Bahçıvan konuşmasına şöyle devam etti:

“Türk sanayisi pandemi başladığından beri rüşdünü fazlasıyla ispatladı. Birçok sektörün yaşadığı zorluklarla gerek iç piyasada ama özellikle ihracat kanalında elde etmiş olduğu fırsatları en iyi şekilde değerlendirerek, yeni pazarlar bulma ve pazarlardaki derinliği arttırma noktasında bunu da genel sektörlerin tümüne yayarak 2020’nin ikinci yarısından başlayıp ve halen de devam etmekte olan bir başarı hikayesini yazıyor.”

“Finansman ihtiyacı var”

Büyümenin sürdürülebilir olması için sanayinin kendi kas gücüyle buraya kadar olanını başardığını ama bundan sonrası için sanayicinin desteklenmesi gerektiğini söyleyen Bahçıvan, “Büyümenin devam ediyor olması için yıllardan beri söylediğimiz birçok temel konunun da önümüzdeki süreçte çok daha güçlü bir şekilde sanayi ve sanayicinin yanında gelişmesi gerekiyor. Önümüzde bekleyen en önemli konu yüksek enflasyon. Orta vadede hatta kısa vadede hayatımızdan çıkması gerekiyor. Büyümeyi destekleyecek olan yeni yatırımların destekleyecek olan finansman ihtiyacı var.

Yatırımlardaki büyümenin de büyük kısmını sanayicimiz kendi özkaynakları ile oluşturdu. Tabii ki yabancı kaynak noktasında yapılan çalışmalar var ama Türkiye’nin mutlaka kredi noktasında bu yatırımları destekleyecek finansman modellerine ihtiyacı var” dedi.

Türkiye imalat sanayi satın alma yöneticileri endeksi (PMI), müşteri talebindeki iyileşme, yakın zamanda Kovid-19 kısıtlamalarının gevşetilmesi ve yeni siparişlerdeki güçlü artışla Ağustos ayında 54,1 oldu.

İstanbul Sanayi Odası Türkiye Sektörel PMI ağustos verilerine göre, takip edilen 10 sektörden biri hariç tamamı ağustosta üretim artışı sağladı. En güçlü büyüme, hızlı şekilde toparlanan kara ve deniz taşıtları üretiminde gerçekleşti.
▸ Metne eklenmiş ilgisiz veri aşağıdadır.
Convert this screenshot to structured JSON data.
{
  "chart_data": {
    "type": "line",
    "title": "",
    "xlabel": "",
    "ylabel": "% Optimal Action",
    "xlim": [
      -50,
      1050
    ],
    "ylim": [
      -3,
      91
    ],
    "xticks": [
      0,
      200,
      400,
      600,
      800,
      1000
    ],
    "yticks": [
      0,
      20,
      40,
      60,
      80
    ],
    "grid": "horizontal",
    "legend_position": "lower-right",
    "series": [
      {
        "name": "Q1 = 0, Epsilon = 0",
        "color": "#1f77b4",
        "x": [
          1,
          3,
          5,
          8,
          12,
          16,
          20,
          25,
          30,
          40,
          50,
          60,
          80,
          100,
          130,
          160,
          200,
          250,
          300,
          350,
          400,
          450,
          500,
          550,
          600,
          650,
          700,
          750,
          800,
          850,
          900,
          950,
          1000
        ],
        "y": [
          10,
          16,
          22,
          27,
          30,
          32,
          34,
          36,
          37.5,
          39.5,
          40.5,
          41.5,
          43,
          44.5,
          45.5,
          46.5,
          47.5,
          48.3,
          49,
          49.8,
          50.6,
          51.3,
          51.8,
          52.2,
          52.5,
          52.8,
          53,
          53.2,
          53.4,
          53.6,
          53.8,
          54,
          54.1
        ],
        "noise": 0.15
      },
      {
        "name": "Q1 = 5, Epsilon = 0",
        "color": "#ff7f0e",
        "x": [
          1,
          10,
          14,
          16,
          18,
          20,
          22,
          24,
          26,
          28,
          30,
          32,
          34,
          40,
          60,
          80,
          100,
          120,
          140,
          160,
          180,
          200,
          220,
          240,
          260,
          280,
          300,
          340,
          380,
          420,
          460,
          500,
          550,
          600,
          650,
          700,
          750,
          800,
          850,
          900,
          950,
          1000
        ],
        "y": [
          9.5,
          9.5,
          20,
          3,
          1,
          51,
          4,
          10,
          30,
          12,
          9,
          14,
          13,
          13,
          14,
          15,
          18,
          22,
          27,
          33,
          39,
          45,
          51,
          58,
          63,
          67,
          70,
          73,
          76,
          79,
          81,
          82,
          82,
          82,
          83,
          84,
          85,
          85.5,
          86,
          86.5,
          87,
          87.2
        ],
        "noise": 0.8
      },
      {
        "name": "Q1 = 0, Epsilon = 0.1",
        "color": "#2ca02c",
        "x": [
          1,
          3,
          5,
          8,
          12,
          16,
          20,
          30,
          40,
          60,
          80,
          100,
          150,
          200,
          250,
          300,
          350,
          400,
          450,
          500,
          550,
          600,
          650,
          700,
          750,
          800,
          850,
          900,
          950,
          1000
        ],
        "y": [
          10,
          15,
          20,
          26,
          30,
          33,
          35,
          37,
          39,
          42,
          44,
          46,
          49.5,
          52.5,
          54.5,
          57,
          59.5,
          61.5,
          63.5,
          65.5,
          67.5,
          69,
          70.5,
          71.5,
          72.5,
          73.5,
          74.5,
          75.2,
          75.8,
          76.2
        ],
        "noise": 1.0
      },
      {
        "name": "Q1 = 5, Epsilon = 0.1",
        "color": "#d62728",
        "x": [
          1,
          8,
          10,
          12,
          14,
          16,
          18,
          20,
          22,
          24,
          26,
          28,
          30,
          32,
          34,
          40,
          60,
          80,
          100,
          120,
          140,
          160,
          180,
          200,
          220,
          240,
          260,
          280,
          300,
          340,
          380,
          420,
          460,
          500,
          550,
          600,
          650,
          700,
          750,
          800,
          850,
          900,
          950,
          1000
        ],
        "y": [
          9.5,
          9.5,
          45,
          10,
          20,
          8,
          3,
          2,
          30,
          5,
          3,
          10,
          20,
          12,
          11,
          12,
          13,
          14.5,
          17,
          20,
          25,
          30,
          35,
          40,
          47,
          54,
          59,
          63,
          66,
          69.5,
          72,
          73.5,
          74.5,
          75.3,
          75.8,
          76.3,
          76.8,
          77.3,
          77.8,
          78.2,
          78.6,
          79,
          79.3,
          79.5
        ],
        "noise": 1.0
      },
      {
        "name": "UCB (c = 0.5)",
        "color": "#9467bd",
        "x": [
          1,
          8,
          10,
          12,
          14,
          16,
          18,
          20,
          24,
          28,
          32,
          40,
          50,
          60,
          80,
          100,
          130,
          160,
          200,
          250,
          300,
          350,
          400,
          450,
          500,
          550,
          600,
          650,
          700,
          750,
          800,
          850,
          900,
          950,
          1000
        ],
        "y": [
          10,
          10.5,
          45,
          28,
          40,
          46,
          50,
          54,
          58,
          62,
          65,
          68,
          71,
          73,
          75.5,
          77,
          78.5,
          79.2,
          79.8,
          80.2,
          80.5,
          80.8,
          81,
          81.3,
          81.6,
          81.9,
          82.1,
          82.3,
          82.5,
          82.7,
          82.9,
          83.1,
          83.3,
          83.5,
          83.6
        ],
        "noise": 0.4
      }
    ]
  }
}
Giyim ve deri ürünleri, tekstil, makine ve metal ürünler sektörlerinde de üretim belirgin iyileşmeler gösterdi. Üretimi yavaşlayan tek sektör metalik olmayan mineral ürünler sektörü oldu. Sektörlerin çoğunun yeni siparişlerinde de artış gözlenirken birkaç sektör özellikle ihracatta güçlü performans sergiledi.

Gıda ve tekstilde güçlü ihracat performansı

Yeni alınan siparişler altı sektörde artış kaydederken, üretimde olduğu gibi yeni siparişlerde de en hızlı genişleme kara ve deniz taşıtları sektöründe gerçekleşti. Birçok sektör, yeni ihracat siparişlerinin ivme kazanmasından destek aldı. Özellikle tekstil ile gıda ürünleri sektörlerinde güçlü ihracat performansı kaydedildi.
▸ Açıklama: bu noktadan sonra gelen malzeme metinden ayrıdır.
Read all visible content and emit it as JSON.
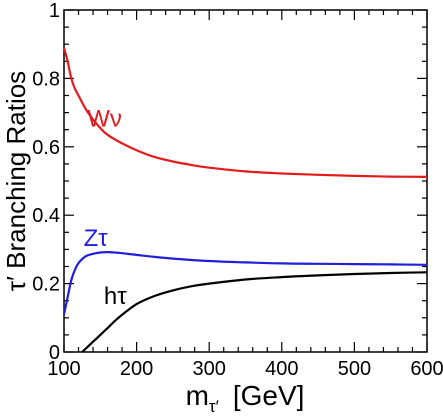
{
  "chart_data": {
    "type": "line",
    "title": "",
    "xlabel": "m",
    "xlabel_subscript": "τ′",
    "xlabel_unit": "[GeV]",
    "ylabel": "τ′ Branching Ratios",
    "xlim": [
      100,
      600
    ],
    "ylim": [
      0,
      1
    ],
    "x_ticks": [
      100,
      200,
      300,
      400,
      500,
      600
    ],
    "y_ticks": [
      0,
      0.2,
      0.4,
      0.6,
      0.8,
      1
    ],
    "y_tick_labels": [
      "0",
      "0.2",
      "0.4",
      "0.6",
      "0.8",
      "1"
    ],
    "grid": false,
    "legend": "none",
    "series": [
      {
        "name": "Wν",
        "color": "#e41a1c",
        "label_at": [
          132,
          0.66
        ],
        "x": [
          100,
          105,
          110,
          115,
          120,
          130,
          140,
          150,
          160,
          180,
          200,
          225,
          250,
          275,
          300,
          350,
          400,
          450,
          500,
          550,
          600
        ],
        "y": [
          0.89,
          0.85,
          0.8,
          0.77,
          0.75,
          0.71,
          0.68,
          0.655,
          0.635,
          0.61,
          0.59,
          0.57,
          0.557,
          0.547,
          0.539,
          0.528,
          0.522,
          0.518,
          0.515,
          0.513,
          0.512
        ]
      },
      {
        "name": "Zτ",
        "color": "#1f1fdd",
        "label_at": [
          127,
          0.31
        ],
        "x": [
          100,
          105,
          110,
          115,
          120,
          130,
          140,
          150,
          160,
          170,
          180,
          200,
          225,
          250,
          300,
          350,
          400,
          450,
          500,
          550,
          600
        ],
        "y": [
          0.11,
          0.16,
          0.21,
          0.24,
          0.26,
          0.28,
          0.287,
          0.291,
          0.292,
          0.291,
          0.289,
          0.284,
          0.278,
          0.273,
          0.266,
          0.262,
          0.259,
          0.258,
          0.257,
          0.256,
          0.255
        ]
      },
      {
        "name": "hτ",
        "color": "#000000",
        "label_at": [
          155,
          0.14
        ],
        "x": [
          125,
          130,
          140,
          150,
          160,
          175,
          200,
          225,
          250,
          275,
          300,
          350,
          400,
          450,
          500,
          550,
          600
        ],
        "y": [
          0.0,
          0.01,
          0.03,
          0.05,
          0.07,
          0.1,
          0.14,
          0.164,
          0.18,
          0.192,
          0.2,
          0.212,
          0.219,
          0.224,
          0.228,
          0.231,
          0.233
        ]
      }
    ]
  }
}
Yeni siparişlerdeki iyileşmelere ve üretim gereksinimlerindeki yükselişe bağlı olarak, istihdam artışı kaydeden sektör sayısı temmuzda altı iken ağustosta yediye yükseldi. Satın alma faaliyetlerinde geniş çaplı artış gözlenirken, sadece iki sektörde girdi alımları azaldı. İmalatçılar girdi alımı yaparken, artan teslimat süreleriyle karşılaşmaya devam etti.
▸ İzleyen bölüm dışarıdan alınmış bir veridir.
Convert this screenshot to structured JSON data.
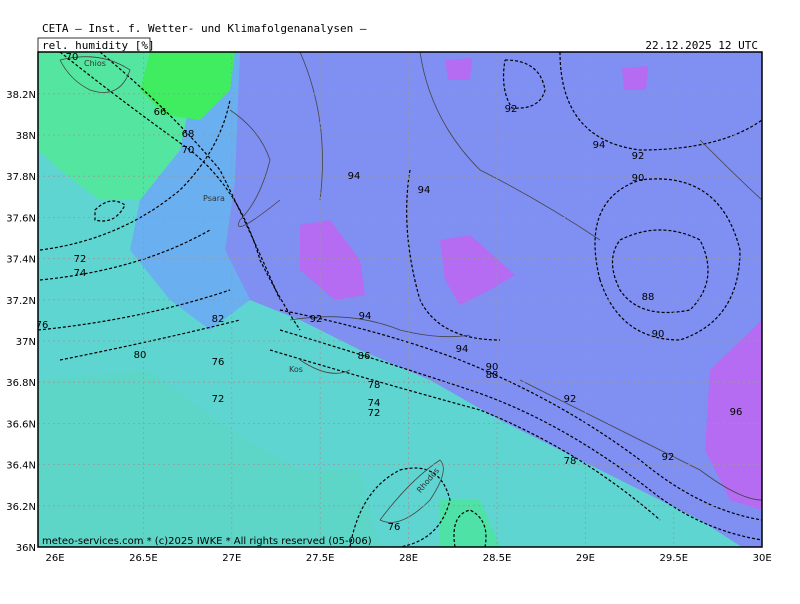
{
  "header": {
    "title": "CETA — Inst. f. Wetter- und Klimafolgenanalysen —",
    "variable": "rel. humidity [%]",
    "valid_time": "22.12.2025 12 UTC"
  },
  "map": {
    "lat_labels": [
      "36N",
      "36.2N",
      "36.4N",
      "36.6N",
      "36.8N",
      "37N",
      "37.2N",
      "37.4N",
      "37.6N",
      "37.8N",
      "38N",
      "38.2N"
    ],
    "lon_labels": [
      "26E",
      "26.5E",
      "27E",
      "27.5E",
      "28E",
      "28.5E",
      "29E",
      "29.5E",
      "30E"
    ],
    "contour_labels": [
      70,
      66,
      68,
      70,
      72,
      74,
      76,
      80,
      82,
      76,
      72,
      94,
      94,
      94,
      94,
      92,
      94,
      92,
      90,
      88,
      90,
      92,
      96,
      92,
      86,
      78,
      74,
      72,
      90,
      88,
      78,
      76,
      92
    ],
    "places": [
      "Chios",
      "Psara",
      "Kos",
      "Rhodos"
    ]
  },
  "footer": "meteo-services.com * (c)2025 IWKE * All rights reserved (05-006)"
}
Girdi fiyatlarında en keskin artış metalik olmayan mineral ürünlerde

En belirgin gecikmeler, elektrikli ve elektronik ürünler ile makine ve metal ürünler sektörlerinde gerçekleşti. Ağustos ayında sektörlerin çoğunluğunda enflasyonun gerilemesine rağmen, arz kısıtları girdi maliyetlerinde artışlara yol açtı. Girdi fiyatlarındaki en keskin artış metalik olmayan mineral ürünler sektörü firmalarında kaydedildi.

Benzer şekilde nihai ürün fiyatları da artmaya devam etti, ancak artışlar genel olarak daha sınırlı düzeylerde gerçekleşti. Satış fiyatlarındaki en hızlı artış tekstil sektöründe, en düşük oranlı artış ise giyim ve deri ürünleri sektöründe ölçüldü.